Cela intervient alors que Trump a décidé, suivi en cela par les États membres de la coalition contre Daech, excepté la France, de geler en partie les aides financières au Rojava pour la reconstruction. Cela représente plusieurs centaines de millions d’euros d’aides en moins (200 millions d’euros rien que pour les États-Unis). Les réfugié-e-s et déplacé-e-s de l’intérieur du pays s’entassent dans des conditions difficiles dont de nombreux enfants souffrant de malnutrition. Cela n’est pas le pire : le camp de al-Hol où s’entassent des djihadistes et leurs familles est des plus inquiétants. Régulièrement les gardiens se font poignarder par des femmes radicalisées, des drapeaux de Daech cousus clandestinement sont érigés par des enfants endoctrinés. La non-action des puissances occidentales qui laissent le fardeau de gérer les prisonniers de Daech à la seule AANES pose de gros problèmes de gestion et de sécurité. L’entretien des prisons, la construction de nouvelles prisons, les réfugié-e-s et les camps pèsent lourdement sur l’AANES.

Enfin, le manque de personnel qualifié est un vrai problème. D’abord les premiers à partir vers l’étranger pour fuir la guerre ne sont pas les plus pauvres mais ceux qui en ont les moyens, vidant ainsi ces régions de compétences mieux rémunérées ailleurs. Une part importante de la jeunesse rêve d’Europe qu’elle perçoit comme un véritable eldorado où règne la prospérité. Le taux de chômage local est très élevé.
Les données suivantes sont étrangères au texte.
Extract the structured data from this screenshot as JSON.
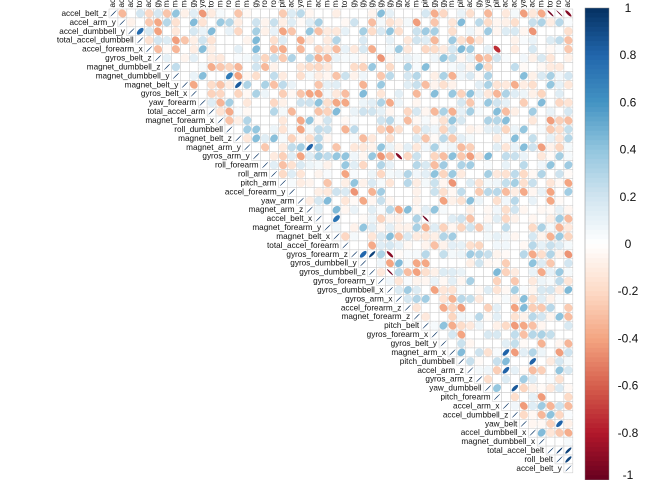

Il serait d’au moins 40 % selon plusieurs personnes interrogées, dont les premières victimes sont les femmes et les jeunes. Cela est d’autant plus aggravé que les ONG présentes au Rojava proposent de bien meilleurs salaires que l’AANES et elles captent les rares compétences qualifiées parfois dans des régions entières. Ainsi l’AANES se retrouve terriblement démunie face aux nombreux défis qui l’attendent.

Ces données montrent que la politique économique de l’AANES obtient des résultats mais que leur avenir est largement conditionné par l’apport d’aide extérieure, notamment une reconnaissance internationale et une stabilisation sur le long terme de la région. En d’autres termes la paix se fait attendre.